Africa Domani/ Parte 2 di 3, Il soft power russo

Africa Domani/ Parte 2 di 3, Il soft power russo
Ph: Ukrainian T-72AV with a white cross during the 2022 Ukrainian Kharkiv counteroffensive. Mil.gov.ua, CC BY 4.0
La lingua russa, obbligatoria in università

L’offensiva che i russi stanno portando avanti in Africa, in “amichevole concorrenza” con i cinesi, non è solo di carattere militare, ma anche culturale e ideologica. L’espressione soft power è ormai entrata nel linguaggio del giornalismo politico e sta a indicare l’influenza che un modello politico e sociale di una grande potenza può esercitare sulla popolazione di Paesi in via di sviluppo attraverso aiuti nell’ambito sanitario, in quello dell’istruzione e in quello dell’energia. Sorprenderà il fatto che in alcuni Stati del continente nero la seconda lingua che i giovani apprendono a scuola non è il francese o l’inglese, ma il russo e il cinese. Nella Repubblica Centrafricana (RCA) addirittura l’apprendimento della lingua russa è obbligatorio per qualunque corso di studi universitari.

Cultura e soft power

Insieme a generose elargizioni di grano, le iniziative nel mondo dello spettacolo e la cooperazione nell’organizzazione di manifestazioni sportive svolgono il loro ruolo in questa strategia di approfondimento di relazioni culturali. Quasi sconosciuti in Occidente sono gli Open Education Centers aperti dalla Russia in vari Paesi africani. In collaborazione con varie università locali essi sono finalizzati con successo alla diffusione della cultura e del sistema politico russi.

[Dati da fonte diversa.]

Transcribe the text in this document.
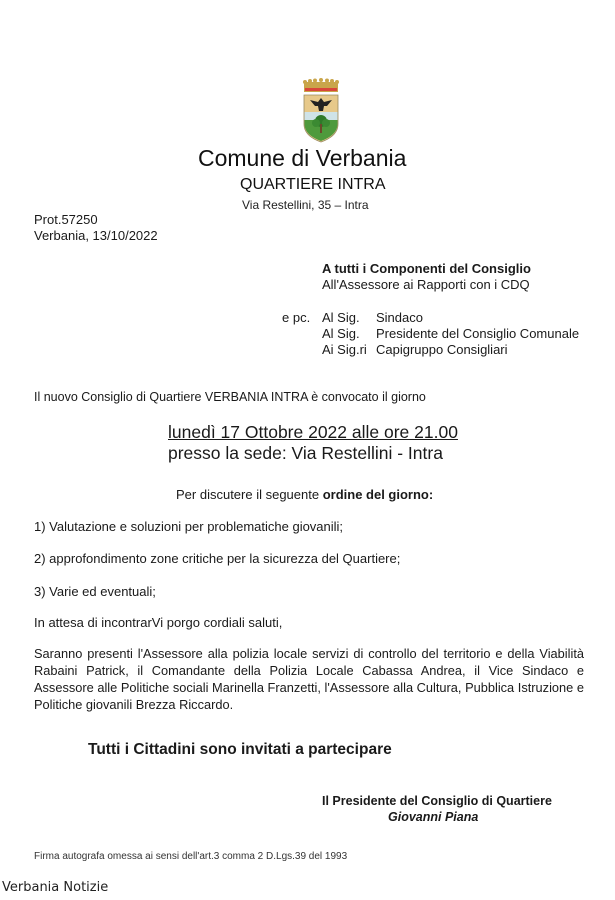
Comune di Verbania
QUARTIERE INTRA
Via Restellini, 35 – Intra
Prot.57250
Verbania, 13/10/2022
A tutti i Componenti del Consiglio
All'Assessore ai Rapporti con i CDQ
e pc. Al Sig. Sindaco
Al Sig. Presidente del Consiglio Comunale
Ai Sig.ri Capigruppo Consigliari
Il nuovo Consiglio di Quartiere VERBANIA INTRA è convocato il giorno
lunedì 17 Ottobre 2022 alle ore 21.00
presso la sede: Via Restellini - Intra
Per discutere il seguente ordine del giorno:
1) Valutazione e soluzioni per problematiche giovanili;
2) approfondimento zone critiche per la sicurezza del Quartiere;
3) Varie ed eventuali;
In attesa di incontrarVi porgo cordiali saluti,
Saranno presenti l'Assessore alla polizia locale servizi di controllo del territorio e della Viabilità Rabaini Patrick, il Comandante della Polizia Locale Cabassa Andrea, il Vice Sindaco e Assessore alle Politiche sociali Marinella Franzetti, l'Assessore alla Cultura, Pubblica Istruzione e Politiche giovanili Brezza Riccardo.
Tutti i Cittadini sono invitati a partecipare
Il Presidente del Consiglio di Quartiere
Giovanni Piana
Firma autografa omessa ai sensi dell'art.3 comma 2 D.Lgs.39 del 1993
Verbania Notizie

Corsi gratuiti di lingua e cultura russa si tengono in vari Paesi fra cui il Kenia, l’Egitto, lo Zimbabwe, l’Uganda, l’Etiopia, la Tanzania, la Tunisia e la Repubblica Democratica del Congo. Con il supporto dei mercenari  della ex Compagnia Wagner – ribattezzata Afrika Korps – i militari di Mosca sorvegliano la costruzione di infrastrutture progettate da ingegneri russi, tengono a bada gruppi antigovernativi, reprimendo la guerriglia continua che minaccia la sicurezza della popolazione e sostituiscono la presenza europea, soprattutto francese, che non ha dato certamente buona prova di se negli ultimi 50 anni.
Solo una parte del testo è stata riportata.